Just a side note on the 3k… Quik is tha illest to touch it…


groovy July 20, 2008 at 11:21 pm

lol @ fruity loops and soulja boy lol are u serious?


Semantik July 20, 2008 at 11:28 pm

I didn’t say it was a good influence… I just said most influential. Souja Boy is an example of someone that uses Fruity Loops. Can you really deny that FL changed the game? Anyone with a laptop can make beats now… that’s very significant if you ask me.


Big g July 21, 2008 at 7:13 am

Yo semantik
The mv8800 is destined to knocked them all out the box….The MPC KIllah!

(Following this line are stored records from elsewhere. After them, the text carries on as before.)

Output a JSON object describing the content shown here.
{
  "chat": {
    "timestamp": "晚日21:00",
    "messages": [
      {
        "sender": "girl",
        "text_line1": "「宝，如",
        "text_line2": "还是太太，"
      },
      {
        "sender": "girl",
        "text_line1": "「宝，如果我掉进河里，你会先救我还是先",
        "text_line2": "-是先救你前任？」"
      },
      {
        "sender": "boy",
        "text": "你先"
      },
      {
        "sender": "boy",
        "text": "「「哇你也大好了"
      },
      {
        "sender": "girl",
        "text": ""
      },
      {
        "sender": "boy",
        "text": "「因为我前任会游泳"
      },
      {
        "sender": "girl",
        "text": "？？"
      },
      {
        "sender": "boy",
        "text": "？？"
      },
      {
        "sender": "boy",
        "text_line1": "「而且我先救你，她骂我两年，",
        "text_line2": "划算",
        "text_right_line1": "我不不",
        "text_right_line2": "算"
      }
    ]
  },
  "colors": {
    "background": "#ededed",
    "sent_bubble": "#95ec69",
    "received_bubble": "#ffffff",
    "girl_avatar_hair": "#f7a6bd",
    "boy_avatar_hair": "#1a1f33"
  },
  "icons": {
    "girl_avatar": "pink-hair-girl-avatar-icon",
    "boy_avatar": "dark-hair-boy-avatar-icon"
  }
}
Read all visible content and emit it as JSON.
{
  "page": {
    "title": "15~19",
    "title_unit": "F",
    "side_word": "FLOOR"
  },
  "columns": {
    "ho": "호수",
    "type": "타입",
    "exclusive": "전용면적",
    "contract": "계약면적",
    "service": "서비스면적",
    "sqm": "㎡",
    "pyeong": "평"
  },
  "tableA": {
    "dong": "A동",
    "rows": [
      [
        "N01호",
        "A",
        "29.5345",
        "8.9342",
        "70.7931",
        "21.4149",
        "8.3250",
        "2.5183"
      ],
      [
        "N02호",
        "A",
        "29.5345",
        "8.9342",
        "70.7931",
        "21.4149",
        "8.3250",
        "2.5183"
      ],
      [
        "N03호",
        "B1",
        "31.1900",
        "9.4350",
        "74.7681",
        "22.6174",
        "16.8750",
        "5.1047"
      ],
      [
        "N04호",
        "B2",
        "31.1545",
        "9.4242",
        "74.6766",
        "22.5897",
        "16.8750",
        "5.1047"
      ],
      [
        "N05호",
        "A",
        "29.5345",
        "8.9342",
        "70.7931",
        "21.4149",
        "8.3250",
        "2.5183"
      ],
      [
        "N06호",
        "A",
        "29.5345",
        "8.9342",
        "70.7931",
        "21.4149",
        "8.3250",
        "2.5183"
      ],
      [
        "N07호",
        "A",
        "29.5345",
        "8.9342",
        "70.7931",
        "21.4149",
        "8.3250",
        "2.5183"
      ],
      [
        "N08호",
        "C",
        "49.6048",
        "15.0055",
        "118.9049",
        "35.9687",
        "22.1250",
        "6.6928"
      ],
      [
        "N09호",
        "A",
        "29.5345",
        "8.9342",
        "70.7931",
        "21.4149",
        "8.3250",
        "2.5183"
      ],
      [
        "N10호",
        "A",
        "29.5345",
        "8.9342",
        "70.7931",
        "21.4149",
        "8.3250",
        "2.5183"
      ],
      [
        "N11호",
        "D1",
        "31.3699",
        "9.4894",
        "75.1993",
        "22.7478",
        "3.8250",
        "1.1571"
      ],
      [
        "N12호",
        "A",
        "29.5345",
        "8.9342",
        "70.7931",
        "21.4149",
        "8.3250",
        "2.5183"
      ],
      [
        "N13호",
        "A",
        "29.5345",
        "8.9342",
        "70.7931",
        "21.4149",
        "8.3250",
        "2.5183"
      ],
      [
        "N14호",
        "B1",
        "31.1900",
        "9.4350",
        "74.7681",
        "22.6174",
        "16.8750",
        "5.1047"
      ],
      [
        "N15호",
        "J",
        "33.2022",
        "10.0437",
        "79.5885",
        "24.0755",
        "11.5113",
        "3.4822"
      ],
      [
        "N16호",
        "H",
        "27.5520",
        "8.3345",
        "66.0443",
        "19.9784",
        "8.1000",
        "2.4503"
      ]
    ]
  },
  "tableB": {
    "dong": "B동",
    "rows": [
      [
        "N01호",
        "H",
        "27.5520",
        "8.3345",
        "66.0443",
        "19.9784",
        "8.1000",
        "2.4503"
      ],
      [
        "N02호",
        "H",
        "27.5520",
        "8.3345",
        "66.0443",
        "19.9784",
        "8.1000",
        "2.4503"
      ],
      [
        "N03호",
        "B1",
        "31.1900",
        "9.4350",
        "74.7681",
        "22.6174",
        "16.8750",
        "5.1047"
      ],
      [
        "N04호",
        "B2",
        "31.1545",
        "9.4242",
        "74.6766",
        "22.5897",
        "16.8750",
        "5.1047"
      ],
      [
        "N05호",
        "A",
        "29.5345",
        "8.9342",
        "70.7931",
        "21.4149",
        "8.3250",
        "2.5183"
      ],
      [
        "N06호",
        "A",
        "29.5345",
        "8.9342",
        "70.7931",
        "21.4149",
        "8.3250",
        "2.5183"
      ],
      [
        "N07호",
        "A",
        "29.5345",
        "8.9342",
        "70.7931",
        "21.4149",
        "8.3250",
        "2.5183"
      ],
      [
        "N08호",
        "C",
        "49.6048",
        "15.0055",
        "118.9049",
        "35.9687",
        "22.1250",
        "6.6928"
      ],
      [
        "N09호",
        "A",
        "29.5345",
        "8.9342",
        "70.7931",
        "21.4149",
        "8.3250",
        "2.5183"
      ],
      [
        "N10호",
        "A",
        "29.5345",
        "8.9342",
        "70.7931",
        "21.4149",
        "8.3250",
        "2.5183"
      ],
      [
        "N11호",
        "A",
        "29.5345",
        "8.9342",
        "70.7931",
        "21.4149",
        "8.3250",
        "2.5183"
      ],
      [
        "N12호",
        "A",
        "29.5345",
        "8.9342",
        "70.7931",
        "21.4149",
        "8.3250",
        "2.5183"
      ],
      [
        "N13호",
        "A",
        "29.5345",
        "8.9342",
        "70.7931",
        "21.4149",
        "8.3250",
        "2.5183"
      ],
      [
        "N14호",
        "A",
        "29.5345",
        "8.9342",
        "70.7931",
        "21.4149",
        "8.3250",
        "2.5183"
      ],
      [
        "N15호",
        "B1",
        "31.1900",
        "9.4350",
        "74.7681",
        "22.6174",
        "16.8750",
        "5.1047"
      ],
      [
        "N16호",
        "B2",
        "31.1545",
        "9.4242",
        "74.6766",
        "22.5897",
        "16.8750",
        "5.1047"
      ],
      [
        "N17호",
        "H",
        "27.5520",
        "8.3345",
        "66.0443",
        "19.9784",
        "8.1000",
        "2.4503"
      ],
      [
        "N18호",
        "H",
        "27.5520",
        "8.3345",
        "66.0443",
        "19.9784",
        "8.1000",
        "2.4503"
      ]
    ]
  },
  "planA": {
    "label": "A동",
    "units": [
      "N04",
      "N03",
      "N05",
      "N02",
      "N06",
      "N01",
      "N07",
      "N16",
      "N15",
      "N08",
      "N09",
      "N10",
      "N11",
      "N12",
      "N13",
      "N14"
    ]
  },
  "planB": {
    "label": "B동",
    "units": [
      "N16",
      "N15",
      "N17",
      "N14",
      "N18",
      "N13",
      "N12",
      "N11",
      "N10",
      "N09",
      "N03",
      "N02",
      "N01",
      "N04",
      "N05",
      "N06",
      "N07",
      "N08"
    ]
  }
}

D.I.C.E. September 16, 2008 at 11:00 pm



king james September 30, 2008 at 1:07 pm

dont 4 get dr dre on the akai 3000 and jus my opinion reason is the best but there is a slight leaning curve but if u r about the craft of production you’ll take the tyme 2 learn jus dilla dre an others did with the akai mpcs and the sp12 an 1200 but still keep it hip hop much lov


JVC March 17, 2011 at 11:48 pm

Madlib mainly use Roland SP-303, he even said on some interview that he does not like MPC-4000 and he rarely uses it. I heard Jay Dilla also used SP-303 often.
SP1200 has to be the most influential digital samplers in hip hop history. Other samplers that should be mentioned is ASR-X series (known for great sound, and bad sequencing, has build-in sound library.) I believe Timbaland used to use it.


J Bickford February 8, 2012 at 4:04 am

Yes- Dilla and Madlib have praised the Roland SP 303. I learned on the 202 in ’97. Now I can take my SP404sx on the bus; 6 aa batteries and an sd card and I can sample to 120 pads and chop up to 120 patterns for 400 bucks? yessir. There’s a big thick uncompressed wav. file comin from this little box. true story.